Lewis was overcome with shyness as he presented his posy of yellow and pink carnations, roses and sweet peas. After passing the Queen his flowers, Lewis ran to his mother Donna’s arms. Speaking afterwards Donna said the Queen had told her there was “no need to worry”.
She added: “She was really nice about it. Obviously it was a bit much for Lewis but it was a privilege and an honour to come and give her flowers. When we first started coming to the old hospital the staff were amazing but now they have moved over here, as well as the staff being amazing the hospital is as well. It doesn’t feel like you are coming to a hospital, you are coming somewhere where they really care for you.”
The Royal Party then began a tour of the new hospital accompanied by Alder Hey Chair Sir David Henshaw and Chief Executive Louise Shepherd. Beginning with a visit to the Outpatients Garden (funded by the Steven Gerrard Foundation), they listened to Alder Hey’s Staff Choir perform while meeting children involved in the design of the hospital. Children and young people have been involved in designing the new hospital since an initial consultation back in 2009, where almost 1000 patients drew pictures and shared their views on what their new hospital should look like. Alder Hey’s Children and Young People’s Design Group have had their say throughout the design process on everything from the colour of the rooms, to the artwork displayed in the new hospital and what their wards should look like.
The Queen and the Duke then continued to the hospital’s Oncology and general medical wards. On ward 3C, patients and families greeted the Queen while enjoying a Royal Tea Party especially prepared by Alder Hey’s ward chefs. The hospital has a unique food offering; chefs are based on every ward and are able to make fresh food on demand for patients as and when they want them.
The Royal Party concluded their tour in the hospital atrium, where they were introduced to major donors of Alder Hey Children’s Charity who have helped fund lifesaving equipment, vital research and arts and play activities in the new hospital.
Watched by dozens of staff, patients, families and supporters of the hospital, Sir David then invited the Queen to unveil a plaque and officially open Alder Hey in the Park.
Speaking after the Queen unveiled to the plaque to commemorate the hospital’s official opening, Sir David said: “It’s been a really fabulous day for Alder Hey and it is the start of a long journey. Her Majesty was absolutely superb with patients and staff and was so interested in what we are doing and how unlike an ordinary hospital we are.”

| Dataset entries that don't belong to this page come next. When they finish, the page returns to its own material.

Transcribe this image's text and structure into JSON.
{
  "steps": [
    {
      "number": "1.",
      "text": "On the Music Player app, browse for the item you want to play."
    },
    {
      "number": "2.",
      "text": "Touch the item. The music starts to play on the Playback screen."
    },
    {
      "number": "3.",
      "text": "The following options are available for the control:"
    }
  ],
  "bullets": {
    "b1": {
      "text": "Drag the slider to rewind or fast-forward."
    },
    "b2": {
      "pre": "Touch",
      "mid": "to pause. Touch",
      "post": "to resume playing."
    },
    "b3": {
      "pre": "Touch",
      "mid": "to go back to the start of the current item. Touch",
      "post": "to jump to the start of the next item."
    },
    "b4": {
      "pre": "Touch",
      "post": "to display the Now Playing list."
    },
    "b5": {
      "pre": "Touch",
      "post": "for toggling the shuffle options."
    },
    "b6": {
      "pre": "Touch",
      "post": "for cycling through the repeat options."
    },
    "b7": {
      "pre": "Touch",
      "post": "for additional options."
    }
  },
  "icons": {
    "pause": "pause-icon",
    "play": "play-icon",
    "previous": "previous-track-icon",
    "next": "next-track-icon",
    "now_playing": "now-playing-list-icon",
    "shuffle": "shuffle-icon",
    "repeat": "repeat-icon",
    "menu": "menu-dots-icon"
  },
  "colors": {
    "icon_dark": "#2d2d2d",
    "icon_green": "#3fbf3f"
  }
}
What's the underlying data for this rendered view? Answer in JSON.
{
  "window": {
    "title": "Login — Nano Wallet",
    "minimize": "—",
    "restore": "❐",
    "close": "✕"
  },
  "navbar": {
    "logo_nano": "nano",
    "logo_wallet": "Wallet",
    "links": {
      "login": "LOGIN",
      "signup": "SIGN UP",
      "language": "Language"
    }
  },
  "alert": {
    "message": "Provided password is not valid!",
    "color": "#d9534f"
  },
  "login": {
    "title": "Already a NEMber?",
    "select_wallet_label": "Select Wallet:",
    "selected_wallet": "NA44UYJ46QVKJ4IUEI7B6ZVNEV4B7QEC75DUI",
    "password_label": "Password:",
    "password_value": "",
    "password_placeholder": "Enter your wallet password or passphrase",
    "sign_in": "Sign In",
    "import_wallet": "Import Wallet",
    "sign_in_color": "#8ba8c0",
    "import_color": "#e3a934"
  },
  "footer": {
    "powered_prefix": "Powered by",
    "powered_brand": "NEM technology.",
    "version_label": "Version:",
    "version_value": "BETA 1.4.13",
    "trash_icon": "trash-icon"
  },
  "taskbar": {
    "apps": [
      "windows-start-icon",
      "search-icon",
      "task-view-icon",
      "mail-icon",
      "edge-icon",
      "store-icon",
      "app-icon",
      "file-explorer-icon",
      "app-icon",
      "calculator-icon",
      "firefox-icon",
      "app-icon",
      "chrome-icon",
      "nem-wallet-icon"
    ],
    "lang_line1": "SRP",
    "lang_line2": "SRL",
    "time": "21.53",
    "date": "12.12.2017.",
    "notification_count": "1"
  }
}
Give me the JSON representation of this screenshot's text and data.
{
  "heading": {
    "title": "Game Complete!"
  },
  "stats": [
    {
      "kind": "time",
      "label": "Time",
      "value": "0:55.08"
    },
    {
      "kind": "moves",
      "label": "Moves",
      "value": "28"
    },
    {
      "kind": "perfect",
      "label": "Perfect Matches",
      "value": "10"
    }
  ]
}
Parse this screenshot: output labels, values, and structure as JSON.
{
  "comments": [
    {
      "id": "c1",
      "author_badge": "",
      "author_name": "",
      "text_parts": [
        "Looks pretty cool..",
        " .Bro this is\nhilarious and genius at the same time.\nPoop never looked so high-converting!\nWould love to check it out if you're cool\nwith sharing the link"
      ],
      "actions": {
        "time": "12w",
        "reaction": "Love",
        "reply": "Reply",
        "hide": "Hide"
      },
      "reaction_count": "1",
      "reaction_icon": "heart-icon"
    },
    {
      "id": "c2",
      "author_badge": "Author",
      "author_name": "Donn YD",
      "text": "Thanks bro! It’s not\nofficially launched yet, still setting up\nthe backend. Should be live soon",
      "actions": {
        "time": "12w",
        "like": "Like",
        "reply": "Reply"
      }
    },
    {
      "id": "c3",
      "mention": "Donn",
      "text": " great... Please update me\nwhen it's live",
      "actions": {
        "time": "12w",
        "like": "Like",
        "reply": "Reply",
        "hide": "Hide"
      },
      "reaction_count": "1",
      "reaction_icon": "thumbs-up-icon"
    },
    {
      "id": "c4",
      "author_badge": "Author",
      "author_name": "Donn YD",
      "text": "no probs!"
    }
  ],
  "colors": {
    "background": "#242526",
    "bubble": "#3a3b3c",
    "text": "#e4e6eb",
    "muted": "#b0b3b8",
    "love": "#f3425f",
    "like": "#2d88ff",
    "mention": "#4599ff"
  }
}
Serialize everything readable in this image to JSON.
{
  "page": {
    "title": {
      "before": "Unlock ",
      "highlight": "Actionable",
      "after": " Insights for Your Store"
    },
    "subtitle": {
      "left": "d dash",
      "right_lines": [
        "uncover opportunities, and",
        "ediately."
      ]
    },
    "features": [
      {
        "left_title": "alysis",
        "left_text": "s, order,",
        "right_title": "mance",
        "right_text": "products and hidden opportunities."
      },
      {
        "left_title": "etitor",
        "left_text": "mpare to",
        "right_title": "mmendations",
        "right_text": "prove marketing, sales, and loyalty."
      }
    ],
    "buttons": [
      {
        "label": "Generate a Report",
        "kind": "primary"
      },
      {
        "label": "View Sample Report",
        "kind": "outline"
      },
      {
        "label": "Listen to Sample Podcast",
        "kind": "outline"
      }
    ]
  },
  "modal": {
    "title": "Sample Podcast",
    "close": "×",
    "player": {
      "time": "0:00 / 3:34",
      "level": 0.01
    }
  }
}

Louise Shepherd, Chief Executive at Alder Hey Children’s Hospital: “We are honoured that Her Majesty the Queen officially opened our new hospital; Alder Hey in the Park. We are extremely proud of the new Alder Hey, the first hospital in a park in Europe and one which has been designed with the help of our children and young people. The last year has been such an exciting time for everyone here at Alder Hey and we feel very privileged to have had the chance to show our brand new home to Her Majesty the Queen and the Duke of Edinburgh.”
Also in attendance during the momentous occasion was Stephen Twigg MP, the Countess of Derby and former Liverpool footballer and Alder Hey Children’s Charity Patron Jamie Carragher.
Jamie Carragher said: “Via my 23 Foundation I have been honoured to support Alder Hey in its fantastic efforts for the children and young people of the area. The 23 Foundation has specifically supported new ultrasound rooms, a sensory garden and the Neonatal “Virtual Visiting” Project, and I’m looking forward to seeing it all place at the Opening. Having been taken care of by Alder Hey when I was born I know how Alder Hey can give children needing support the greatest start in life – they are brilliant!”